Noch mal: Durch den auferstandenen Herrn wissen wir, dass der Tod und die Gräber nicht das letzte Wort über unser Dasein sind, sondern, dass der Gekreuzigte unser Leid annimmt und heilt und der Auferstandene uns die Erlösung schenkt.
Und so wie Maria den Herrn von Angesicht sah, so werden wir ihn dereinst auch von Angesicht zu Angesicht sehen.
Maria ging un erzählte es weiter. Und wieder können wir von ihr lernen, dass auch wir vom endgültigen Heilsereignis Gottes weitererzählen dürfen. Denn die Geschichte vom Glauben an Jesus Christus braucht Menschen, die davon erzählen. Es braucht Menschen mit dem Glauben an und der Hoffnung auf die Auferstehung von den Toten.
Und wer davon erzählt, wer daran glaubt, wer daraus seine Hoffnung und Zuversicht schöpft, der wir all seine Tränen abgewischt bekommen.
Nein, der wird noch viel mehr erfahren, weil für ihn die Verheißung Jesu zur persönlichen Erfüllung wird.
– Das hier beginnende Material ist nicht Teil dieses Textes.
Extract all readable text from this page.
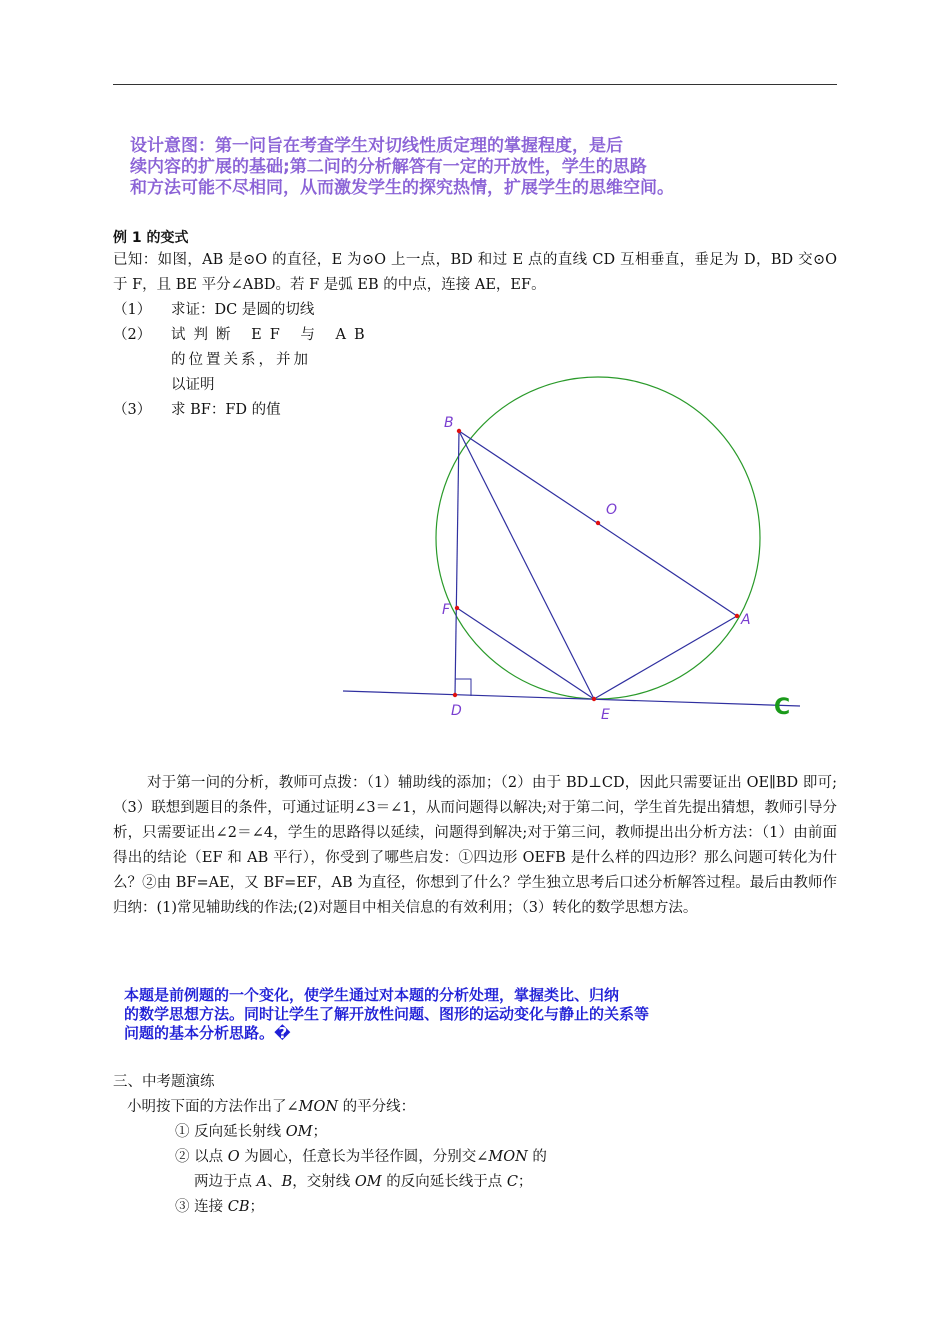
设计意图：第一问旨在考查学生对切线性质定理的掌握程度，是后
续内容的扩展的基础;第二问的分析解答有一定的开放性，学生的思路
和方法可能不尽相同，从而激发学生的探究热情，扩展学生的思维空间。
例 1 的变式
已知：如图，AB 是⊙O 的直径，E 为⊙O 上一点，BD 和过 E 点的直线 CD 互相垂直，垂足为 D，BD 交⊙O 于 F，且 BE 平分∠ABD。若 F 是弧 EB 的中点，连接 AE，EF。
（1） 求证：DC 是圆的切线
（2） 试判断 EF 与 AB
的位置关系，并加
以证明
（3） 求 BF：FD 的值
B
O
F
A
D	E	C
对于第一问的分析，教师可点拨：（1）辅助线的添加；（2）由于 BD⊥CD，因此只需要证出 OE∥BD 即可;（3）联想到题目的条件，可通过证明∠3＝∠1，从而问题得以解决;对于第二问，学生首先提出猜想，教师引导分析，只需要证出∠2＝∠4，学生的思路得以延续，问题得到解决;对于第三问，教师提出出分析方法：（1）由前面得出的结论（EF 和 AB 平行），你受到了哪些启发：①四边形 OEFB 是什么样的四边形？那么问题可转化为什么？②由 BF=AE，又 BF=EF，AB 为直径，你想到了什么？学生独立思考后口述分析解答过程。最后由教师作归纳：(1)常见辅助线的作法;(2)对题目中相关信息的有效利用；（3）转化的数学思想方法。
本题是前例题的一个变化，使学生通过对本题的分析处理，掌握类比、归纳
的数学思想方法。同时让学生了解开放性问题、图形的运动变化与静止的关系等
问题的基本分析思路。�
三、中考题演练
小明按下面的方法作出了∠MON 的平分线：
① 反向延长射线 OM；
② 以点 O 为圆心，任意长为半径作圆，分别交∠MON 的
两边于点 A、B，交射线 OM 的反向延长线于点 C；
③ 连接 CB；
Ich nenne sie noch einmal die Verheißung und das Versprechen Jesu. Achten Sie auf den Klang dieser mächtigen Worte, spüren sie ihre Kraft und macht und nehmen sie sie tief in ihr Herz auf. Diese Worte gelten für heute und für morgen, für allezeit.
Jesus Christus spricht:
„Ich bin die Auferstehung und das Leben.
Wer an mich glaubt, der wird leben, auch wenn er stirbt;
und wer da lebt und glaubt an mich, der wird nimmermehr sterben.“ (Joh 11,25f)
Amen.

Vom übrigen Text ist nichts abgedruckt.